Я проснулся среди ночи и не мог понять, почему в моей спальне вдруг стало так прохладно. Может, Дэнни открыл окно? Он мне как раз снился – что-то про занятия бодисерфингом. На самом деле это с нами было четыре года назад.
Оказалось, я не в своей комнате, а в каком-то другом месте. И кто-то сжимает меня в медвежьих объятиях. За моей спиной кто-то трясется, а рядом скрючился еще и третий и к чему-то внимательно прислушивается.
– Что за черт? – спросил я, искренне удивленный.
В ответ – какой-то долгий стон. Похоже на Верна.
Я окончательно проснулся и вспомнил, где нахожусь. Только почему среди ночи никто не спит? Или же я сам прикорнул лишь на минутку? Нет, в самой середине чернильно-черного неба висел тоненький серп луны.
– Пусть оно меня не трогает, – молил Верн. – Клянусь, я буду хорошим, ничего плохого делать не буду. Даже сиденье на унитазе буду поднимать, перед тем как пописать. Я… я…
В некотором изумлении я понял, что слышу молитву. Или что там у Верна Тессио шло за молитву.
Я испугался и сел.
– Крис?
– Верн, умолкни, – сказал Крис. Это он лежал, прислушиваясь. – Ничего нет.

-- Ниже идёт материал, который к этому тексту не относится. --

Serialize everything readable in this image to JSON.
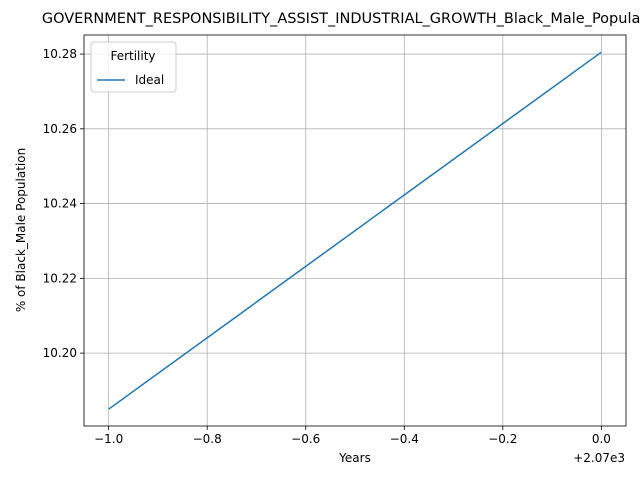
{
  "chart_data": {
    "type": "line",
    "title": "GOVERNMENT_RESPONSIBILITY_ASSIST_INDUSTRIAL_GROWTH_Black_Male_Population",
    "xlabel": "Years",
    "ylabel": "% of Black_Male Population",
    "x_offset_label": "+2.07e3",
    "xlim": [
      -1.05,
      0.05
    ],
    "ylim": [
      10.1805,
      10.2851
    ],
    "x_ticks": [
      -1.0,
      -0.8,
      -0.6,
      -0.4,
      -0.2,
      0.0
    ],
    "x_tick_labels": [
      "−1.0",
      "−0.8",
      "−0.6",
      "−0.4",
      "−0.2",
      "0.0"
    ],
    "y_ticks": [
      10.2,
      10.22,
      10.24,
      10.26,
      10.28
    ],
    "y_tick_labels": [
      "10.20",
      "10.22",
      "10.24",
      "10.26",
      "10.28"
    ],
    "grid": true,
    "legend": {
      "title": "Fertility",
      "placement": "top-left"
    },
    "series": [
      {
        "name": "Ideal",
        "color": "#1f77b4",
        "x": [
          -1.0,
          0.0
        ],
        "y": [
          10.185,
          10.2805
        ]
      }
    ]
  }
}
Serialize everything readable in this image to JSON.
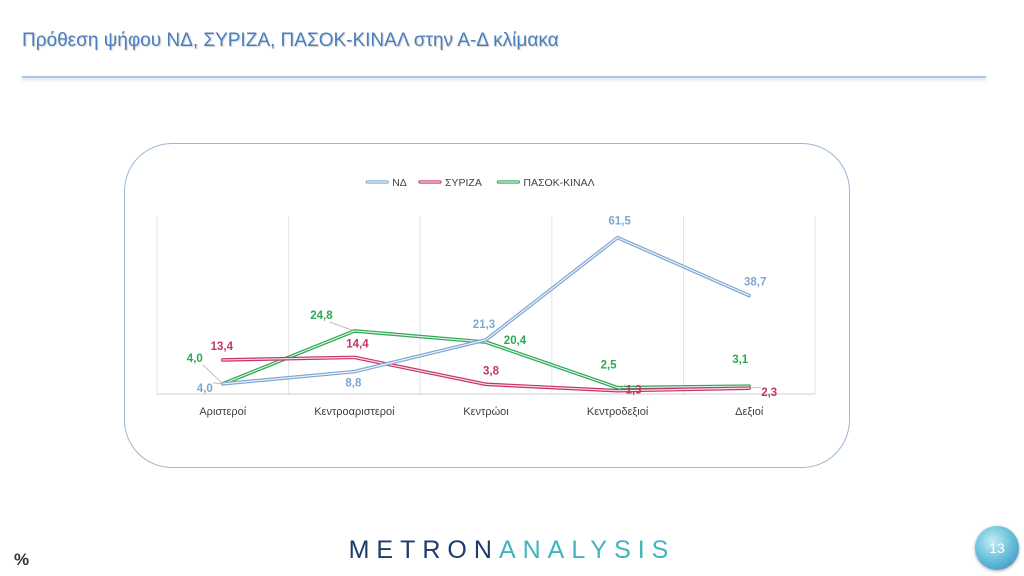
{
  "slide": {
    "title": "Πρόθεση ψήφου ΝΔ, ΣΥΡΙΖΑ, ΠΑΣΟΚ-ΚΙΝΑΛ στην Α-Δ κλίμακα",
    "unit_mark": "%",
    "logo_part1": "METRON",
    "logo_part2": "ANALYSIS",
    "page_number": "13"
  },
  "chart_data": {
    "type": "line",
    "title": "",
    "xlabel": "",
    "ylabel": "",
    "ylim": [
      0,
      70
    ],
    "grid": "vertical",
    "legend": "top",
    "categories": [
      "Αριστεροί",
      "Κεντροαριστεροί",
      "Κεντρώοι",
      "Κεντροδεξιοί",
      "Δεξιοί"
    ],
    "series": [
      {
        "name": "ΝΔ",
        "color": "#7fa7d4",
        "values": [
          4.0,
          8.8,
          21.3,
          61.5,
          38.7
        ],
        "labels": [
          "4,0",
          "8,8",
          "21,3",
          "61,5",
          "38,7"
        ]
      },
      {
        "name": "ΣΥΡΙΖΑ",
        "color": "#c8326b",
        "values": [
          13.4,
          14.4,
          3.8,
          1.3,
          2.3
        ],
        "labels": [
          "13,4",
          "14,4",
          "3,8",
          "1,3",
          "2,3"
        ]
      },
      {
        "name": "ΠΑΣΟΚ-ΚΙΝΑΛ",
        "color": "#2ea855",
        "values": [
          4.0,
          24.8,
          20.4,
          2.5,
          3.1
        ],
        "labels": [
          "4,0",
          "24,8",
          "20,4",
          "2,5",
          "3,1"
        ]
      }
    ]
  }
}
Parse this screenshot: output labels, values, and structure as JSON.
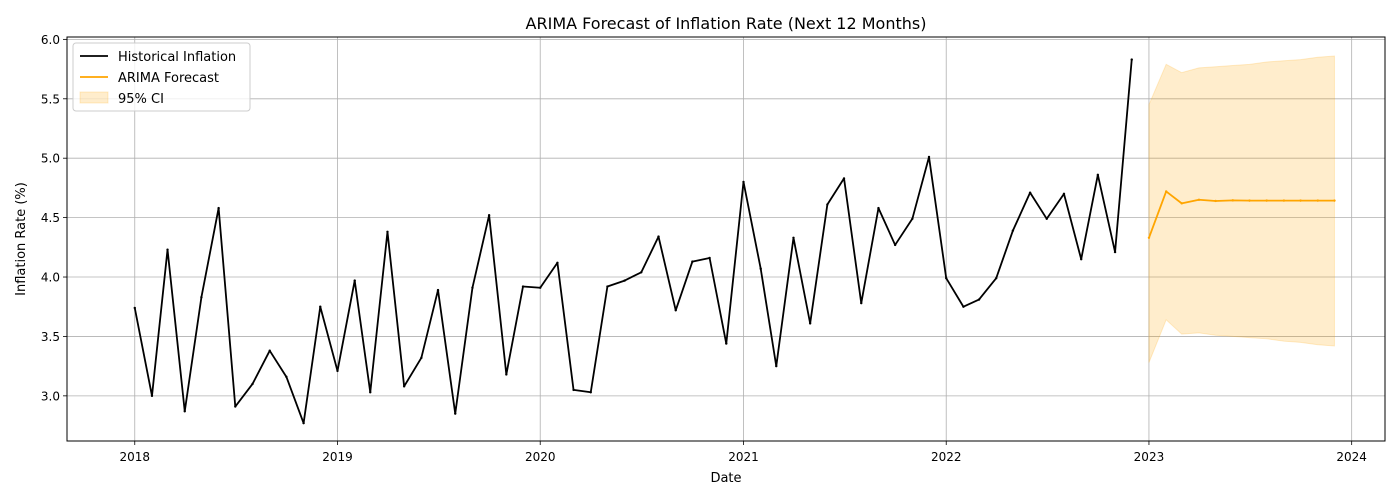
{
  "chart_data": {
    "type": "line",
    "title": "ARIMA Forecast of Inflation Rate (Next 12 Months)",
    "xlabel": "Date",
    "ylabel": "Inflation Rate (%)",
    "x_range": [
      "2017-09-01",
      "2024-03-01"
    ],
    "ylim": [
      2.62,
      6.02
    ],
    "xticks": [
      {
        "date": "2018-01-01",
        "label": "2018"
      },
      {
        "date": "2019-01-01",
        "label": "2019"
      },
      {
        "date": "2020-01-01",
        "label": "2020"
      },
      {
        "date": "2021-01-01",
        "label": "2021"
      },
      {
        "date": "2022-01-01",
        "label": "2022"
      },
      {
        "date": "2023-01-01",
        "label": "2023"
      },
      {
        "date": "2024-01-01",
        "label": "2024"
      }
    ],
    "yticks": [
      {
        "value": 3.0,
        "label": "3.0"
      },
      {
        "value": 3.5,
        "label": "3.5"
      },
      {
        "value": 4.0,
        "label": "4.0"
      },
      {
        "value": 4.5,
        "label": "4.5"
      },
      {
        "value": 5.0,
        "label": "5.0"
      },
      {
        "value": 5.5,
        "label": "5.5"
      },
      {
        "value": 6.0,
        "label": "6.0"
      }
    ],
    "grid": true,
    "legend_position": "top-left",
    "series": [
      {
        "name": "Historical Inflation",
        "color": "#000000",
        "x": [
          "2018-01",
          "2018-02",
          "2018-03",
          "2018-04",
          "2018-05",
          "2018-06",
          "2018-07",
          "2018-08",
          "2018-09",
          "2018-10",
          "2018-11",
          "2018-12",
          "2019-01",
          "2019-02",
          "2019-03",
          "2019-04",
          "2019-05",
          "2019-06",
          "2019-07",
          "2019-08",
          "2019-09",
          "2019-10",
          "2019-11",
          "2019-12",
          "2020-01",
          "2020-02",
          "2020-03",
          "2020-04",
          "2020-05",
          "2020-06",
          "2020-07",
          "2020-08",
          "2020-09",
          "2020-10",
          "2020-11",
          "2020-12",
          "2021-01",
          "2021-02",
          "2021-03",
          "2021-04",
          "2021-05",
          "2021-06",
          "2021-07",
          "2021-08",
          "2021-09",
          "2021-10",
          "2021-11",
          "2021-12",
          "2022-01",
          "2022-02",
          "2022-03",
          "2022-04",
          "2022-05",
          "2022-06",
          "2022-07",
          "2022-08",
          "2022-09",
          "2022-10",
          "2022-11",
          "2022-12"
        ],
        "values": [
          3.74,
          3.0,
          4.23,
          2.87,
          3.83,
          4.58,
          2.91,
          3.1,
          3.38,
          3.16,
          2.77,
          3.75,
          3.21,
          3.97,
          3.03,
          4.38,
          3.08,
          3.32,
          3.89,
          2.85,
          3.91,
          4.52,
          3.18,
          3.92,
          3.91,
          4.12,
          3.05,
          3.03,
          3.92,
          3.97,
          4.04,
          4.34,
          3.72,
          4.13,
          4.16,
          3.44,
          4.8,
          4.07,
          3.25,
          4.33,
          3.61,
          4.61,
          4.83,
          3.78,
          4.58,
          4.27,
          4.49,
          5.01,
          3.99,
          3.75,
          3.81,
          3.99,
          4.39,
          4.71,
          4.49,
          4.7,
          4.15,
          4.86,
          4.21,
          5.83
        ]
      },
      {
        "name": "ARIMA Forecast",
        "color": "#ffa500",
        "x": [
          "2023-01",
          "2023-02",
          "2023-03",
          "2023-04",
          "2023-05",
          "2023-06",
          "2023-07",
          "2023-08",
          "2023-09",
          "2023-10",
          "2023-11",
          "2023-12"
        ],
        "values": [
          4.33,
          4.72,
          4.62,
          4.65,
          4.64,
          4.645,
          4.643,
          4.643,
          4.643,
          4.643,
          4.643,
          4.643
        ]
      }
    ],
    "confidence_interval": {
      "name": "95% CI",
      "color": "#ffa500",
      "opacity": 0.2,
      "x": [
        "2023-01",
        "2023-02",
        "2023-03",
        "2023-04",
        "2023-05",
        "2023-06",
        "2023-07",
        "2023-08",
        "2023-09",
        "2023-10",
        "2023-11",
        "2023-12"
      ],
      "lower": [
        3.28,
        3.64,
        3.52,
        3.53,
        3.51,
        3.5,
        3.49,
        3.48,
        3.46,
        3.45,
        3.43,
        3.42
      ],
      "upper": [
        5.45,
        5.79,
        5.72,
        5.76,
        5.77,
        5.78,
        5.79,
        5.81,
        5.82,
        5.83,
        5.85,
        5.86
      ]
    }
  }
}
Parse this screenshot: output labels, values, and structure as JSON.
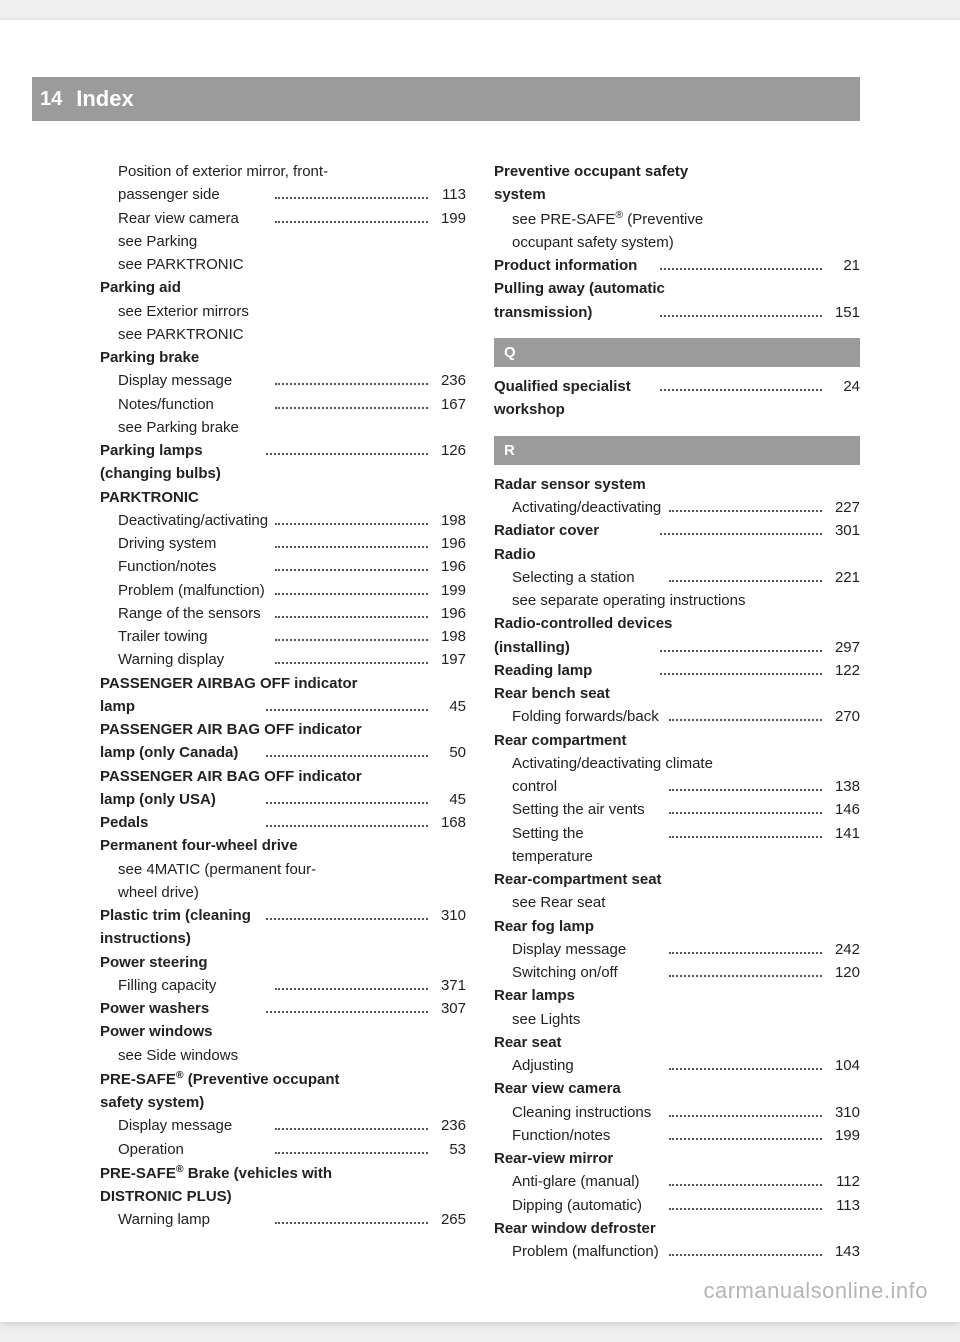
{
  "header": {
    "pageNumber": "14",
    "title": "Index"
  },
  "watermark": "carmanualsonline.info",
  "columns": {
    "left": [
      {
        "type": "entry",
        "sub": true,
        "bold": false,
        "lines": [
          "Position of exterior mirror, front-",
          "passenger side"
        ],
        "page": "113"
      },
      {
        "type": "entry",
        "sub": true,
        "bold": false,
        "lines": [
          "Rear view camera"
        ],
        "page": "199"
      },
      {
        "type": "entry",
        "sub": true,
        "bold": false,
        "lines": [
          "see Parking"
        ],
        "page": null
      },
      {
        "type": "entry",
        "sub": true,
        "bold": false,
        "lines": [
          "see PARKTRONIC"
        ],
        "page": null
      },
      {
        "type": "entry",
        "sub": false,
        "bold": true,
        "lines": [
          "Parking aid"
        ],
        "page": null
      },
      {
        "type": "entry",
        "sub": true,
        "bold": false,
        "lines": [
          "see Exterior mirrors"
        ],
        "page": null
      },
      {
        "type": "entry",
        "sub": true,
        "bold": false,
        "lines": [
          "see PARKTRONIC"
        ],
        "page": null
      },
      {
        "type": "entry",
        "sub": false,
        "bold": true,
        "lines": [
          "Parking brake"
        ],
        "page": null
      },
      {
        "type": "entry",
        "sub": true,
        "bold": false,
        "lines": [
          "Display message"
        ],
        "page": "236"
      },
      {
        "type": "entry",
        "sub": true,
        "bold": false,
        "lines": [
          "Notes/function"
        ],
        "page": "167"
      },
      {
        "type": "entry",
        "sub": true,
        "bold": false,
        "lines": [
          "see Parking brake"
        ],
        "page": null
      },
      {
        "type": "entry",
        "sub": false,
        "bold": true,
        "lines": [
          "Parking lamps (changing bulbs)"
        ],
        "page": "126"
      },
      {
        "type": "entry",
        "sub": false,
        "bold": true,
        "lines": [
          "PARKTRONIC"
        ],
        "page": null
      },
      {
        "type": "entry",
        "sub": true,
        "bold": false,
        "lines": [
          "Deactivating/activating"
        ],
        "page": "198"
      },
      {
        "type": "entry",
        "sub": true,
        "bold": false,
        "lines": [
          "Driving system"
        ],
        "page": "196"
      },
      {
        "type": "entry",
        "sub": true,
        "bold": false,
        "lines": [
          "Function/notes"
        ],
        "page": "196"
      },
      {
        "type": "entry",
        "sub": true,
        "bold": false,
        "lines": [
          "Problem (malfunction)"
        ],
        "page": "199"
      },
      {
        "type": "entry",
        "sub": true,
        "bold": false,
        "lines": [
          "Range of the sensors"
        ],
        "page": "196"
      },
      {
        "type": "entry",
        "sub": true,
        "bold": false,
        "lines": [
          "Trailer towing"
        ],
        "page": "198"
      },
      {
        "type": "entry",
        "sub": true,
        "bold": false,
        "lines": [
          "Warning display"
        ],
        "page": "197"
      },
      {
        "type": "entry",
        "sub": false,
        "bold": true,
        "lines": [
          "PASSENGER AIRBAG OFF indicator",
          "lamp"
        ],
        "page": "45"
      },
      {
        "type": "entry",
        "sub": false,
        "bold": true,
        "lines": [
          "PASSENGER AIR BAG OFF indicator",
          "lamp (only Canada)"
        ],
        "page": "50"
      },
      {
        "type": "entry",
        "sub": false,
        "bold": true,
        "lines": [
          "PASSENGER AIR BAG OFF indicator",
          "lamp (only USA)"
        ],
        "page": "45"
      },
      {
        "type": "entry",
        "sub": false,
        "bold": true,
        "lines": [
          "Pedals"
        ],
        "page": "168"
      },
      {
        "type": "entry",
        "sub": false,
        "bold": true,
        "lines": [
          "Permanent four-wheel drive"
        ],
        "page": null
      },
      {
        "type": "entry",
        "sub": true,
        "bold": false,
        "lines": [
          "see 4MATIC (permanent four-",
          "wheel drive)"
        ],
        "page": null
      },
      {
        "type": "entry",
        "sub": false,
        "bold": true,
        "lines": [
          "Plastic trim (cleaning instructions)"
        ],
        "page": "310",
        "tightDots": true
      },
      {
        "type": "entry",
        "sub": false,
        "bold": true,
        "lines": [
          "Power steering"
        ],
        "page": null
      },
      {
        "type": "entry",
        "sub": true,
        "bold": false,
        "lines": [
          "Filling capacity"
        ],
        "page": "371"
      },
      {
        "type": "entry",
        "sub": false,
        "bold": true,
        "lines": [
          "Power washers"
        ],
        "page": "307"
      },
      {
        "type": "entry",
        "sub": false,
        "bold": true,
        "lines": [
          "Power windows"
        ],
        "page": null
      },
      {
        "type": "entry",
        "sub": true,
        "bold": false,
        "lines": [
          "see Side windows"
        ],
        "page": null
      },
      {
        "type": "entry",
        "sub": false,
        "bold": true,
        "html": true,
        "lines": [
          "PRE-SAFE<sup>®</sup> (Preventive occupant",
          "safety system)"
        ],
        "page": null
      },
      {
        "type": "entry",
        "sub": true,
        "bold": false,
        "lines": [
          "Display message"
        ],
        "page": "236"
      },
      {
        "type": "entry",
        "sub": true,
        "bold": false,
        "lines": [
          "Operation"
        ],
        "page": "53"
      },
      {
        "type": "entry",
        "sub": false,
        "bold": true,
        "html": true,
        "lines": [
          "PRE-SAFE<sup>®</sup> Brake (vehicles with",
          "DISTRONIC PLUS)"
        ],
        "page": null
      },
      {
        "type": "entry",
        "sub": true,
        "bold": false,
        "lines": [
          "Warning lamp"
        ],
        "page": "265"
      }
    ],
    "right": [
      {
        "type": "entry",
        "sub": false,
        "bold": true,
        "lines": [
          "Preventive occupant safety",
          "system"
        ],
        "page": null
      },
      {
        "type": "entry",
        "sub": true,
        "bold": false,
        "html": true,
        "lines": [
          "see PRE-SAFE<sup>®</sup> (Preventive",
          "occupant safety system)"
        ],
        "page": null
      },
      {
        "type": "entry",
        "sub": false,
        "bold": true,
        "lines": [
          "Product information"
        ],
        "page": "21"
      },
      {
        "type": "entry",
        "sub": false,
        "bold": true,
        "lines": [
          "Pulling away (automatic",
          "transmission)"
        ],
        "page": "151"
      },
      {
        "type": "section",
        "letter": "Q"
      },
      {
        "type": "entry",
        "sub": false,
        "bold": true,
        "lines": [
          "Qualified specialist workshop"
        ],
        "page": "24"
      },
      {
        "type": "section",
        "letter": "R"
      },
      {
        "type": "entry",
        "sub": false,
        "bold": true,
        "lines": [
          "Radar sensor system"
        ],
        "page": null
      },
      {
        "type": "entry",
        "sub": true,
        "bold": false,
        "lines": [
          "Activating/deactivating"
        ],
        "page": "227"
      },
      {
        "type": "entry",
        "sub": false,
        "bold": true,
        "lines": [
          "Radiator cover"
        ],
        "page": "301"
      },
      {
        "type": "entry",
        "sub": false,
        "bold": true,
        "lines": [
          "Radio"
        ],
        "page": null
      },
      {
        "type": "entry",
        "sub": true,
        "bold": false,
        "lines": [
          "Selecting a station"
        ],
        "page": "221"
      },
      {
        "type": "entry",
        "sub": true,
        "bold": false,
        "lines": [
          "see separate operating instructions"
        ],
        "page": null
      },
      {
        "type": "entry",
        "sub": false,
        "bold": true,
        "lines": [
          "Radio-controlled devices",
          "(installing)"
        ],
        "page": "297"
      },
      {
        "type": "entry",
        "sub": false,
        "bold": true,
        "lines": [
          "Reading lamp"
        ],
        "page": "122"
      },
      {
        "type": "entry",
        "sub": false,
        "bold": true,
        "lines": [
          "Rear bench seat"
        ],
        "page": null
      },
      {
        "type": "entry",
        "sub": true,
        "bold": false,
        "lines": [
          "Folding forwards/back"
        ],
        "page": "270"
      },
      {
        "type": "entry",
        "sub": false,
        "bold": true,
        "lines": [
          "Rear compartment"
        ],
        "page": null
      },
      {
        "type": "entry",
        "sub": true,
        "bold": false,
        "lines": [
          "Activating/deactivating climate",
          "control"
        ],
        "page": "138"
      },
      {
        "type": "entry",
        "sub": true,
        "bold": false,
        "lines": [
          "Setting the air vents"
        ],
        "page": "146"
      },
      {
        "type": "entry",
        "sub": true,
        "bold": false,
        "lines": [
          "Setting the temperature"
        ],
        "page": "141"
      },
      {
        "type": "entry",
        "sub": false,
        "bold": true,
        "lines": [
          "Rear-compartment seat"
        ],
        "page": null
      },
      {
        "type": "entry",
        "sub": true,
        "bold": false,
        "lines": [
          "see Rear seat"
        ],
        "page": null
      },
      {
        "type": "entry",
        "sub": false,
        "bold": true,
        "lines": [
          "Rear fog lamp"
        ],
        "page": null
      },
      {
        "type": "entry",
        "sub": true,
        "bold": false,
        "lines": [
          "Display message"
        ],
        "page": "242"
      },
      {
        "type": "entry",
        "sub": true,
        "bold": false,
        "lines": [
          "Switching on/off"
        ],
        "page": "120"
      },
      {
        "type": "entry",
        "sub": false,
        "bold": true,
        "lines": [
          "Rear lamps"
        ],
        "page": null
      },
      {
        "type": "entry",
        "sub": true,
        "bold": false,
        "lines": [
          "see Lights"
        ],
        "page": null
      },
      {
        "type": "entry",
        "sub": false,
        "bold": true,
        "lines": [
          "Rear seat"
        ],
        "page": null
      },
      {
        "type": "entry",
        "sub": true,
        "bold": false,
        "lines": [
          "Adjusting"
        ],
        "page": "104"
      },
      {
        "type": "entry",
        "sub": false,
        "bold": true,
        "lines": [
          "Rear view camera"
        ],
        "page": null
      },
      {
        "type": "entry",
        "sub": true,
        "bold": false,
        "lines": [
          "Cleaning instructions"
        ],
        "page": "310"
      },
      {
        "type": "entry",
        "sub": true,
        "bold": false,
        "lines": [
          "Function/notes"
        ],
        "page": "199"
      },
      {
        "type": "entry",
        "sub": false,
        "bold": true,
        "lines": [
          "Rear-view mirror"
        ],
        "page": null
      },
      {
        "type": "entry",
        "sub": true,
        "bold": false,
        "lines": [
          "Anti-glare (manual)"
        ],
        "page": "112"
      },
      {
        "type": "entry",
        "sub": true,
        "bold": false,
        "lines": [
          "Dipping (automatic)"
        ],
        "page": "113"
      },
      {
        "type": "entry",
        "sub": false,
        "bold": true,
        "lines": [
          "Rear window defroster"
        ],
        "page": null
      },
      {
        "type": "entry",
        "sub": true,
        "bold": false,
        "lines": [
          "Problem (malfunction)"
        ],
        "page": "143"
      }
    ]
  }
}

– Еще как есть, – зловеще произнес Тедди. – Есть.
– Да в чем дело-то? – Я, видно, не до конца проснулся, как будто выпал сюда из другого места и времени. И мне стало страшно – я что-то пропустил и теперь беззащитен.
Тут, словно в ответ на мой вопрос, в лесу раздался долгий и гулкий крик, почти визг; такой могла бы издать женщина, умирающая от страха и боли.
– Боже всемилостивый, – слезно скулил Верн.
Он вцепился в меня с удвоенной энергией – оказывается, это его объятия меня разбудили, а теперь не давали дышать и к тому же усиливали мой собственный страх. Я с усилием высвободился.
– Это он, Брауэр, – хрипло прошептал Тедди. – Его призрак бродит по лесу.
– Господи! – Верн, кажется, ничуть в том не усомнился. – Клянусь, не буду больше тырить в лавке похабные книжки, обещаю больше не скармливать морковку собаке… Я… я…
Он запинался, готовый наобещать Богу что угодно, но от страха ничего путного придумать не мог.
– Не буду больше курить сигареты без фильтра! Не буду божиться. Не буду класть жвачку на тарелку для пожертвований. Не буду…
– Верн, заткнись! – бросил Крис.
За его обычным командным тоном чувствовался нарастающий страх. Возможно, у него, как и у меня, спина и плечи покрылись гусиной кожей, а волосы на затылке поднялись.
Верн понизил голос и стал шепотом перечислять, как он еще исправится, если Господь даст ему пережить сегодняшнюю ночь.
– Это разве не птица? – спросил я у Криса.
– Нет, вряд ли. По-моему, это дикая кошка. Отец говорит, когда они ищут партнера, вопят как оглашенные. На женский крик похоже, да?
– Да.
На этом коротком слове голос у меня сел, как будто я подавился кубиком льда.
– Женщина не может кричать так громко, – заметил Крис. И беспомощно добавил: – Или может? А, Горди?
– Призрак, – снова прошептал Тедди. На его очках плясали смазанные блики лунного света. – Пойду проверю, – заявил он.
Вряд ли Тедди говорил серьезно, но рисковать нам не хотелось. Когда он стал подниматься, мы с Крисом дернули его вниз. Наверное, получилось слишком резко – мышцы у нас от страха стали как канаты.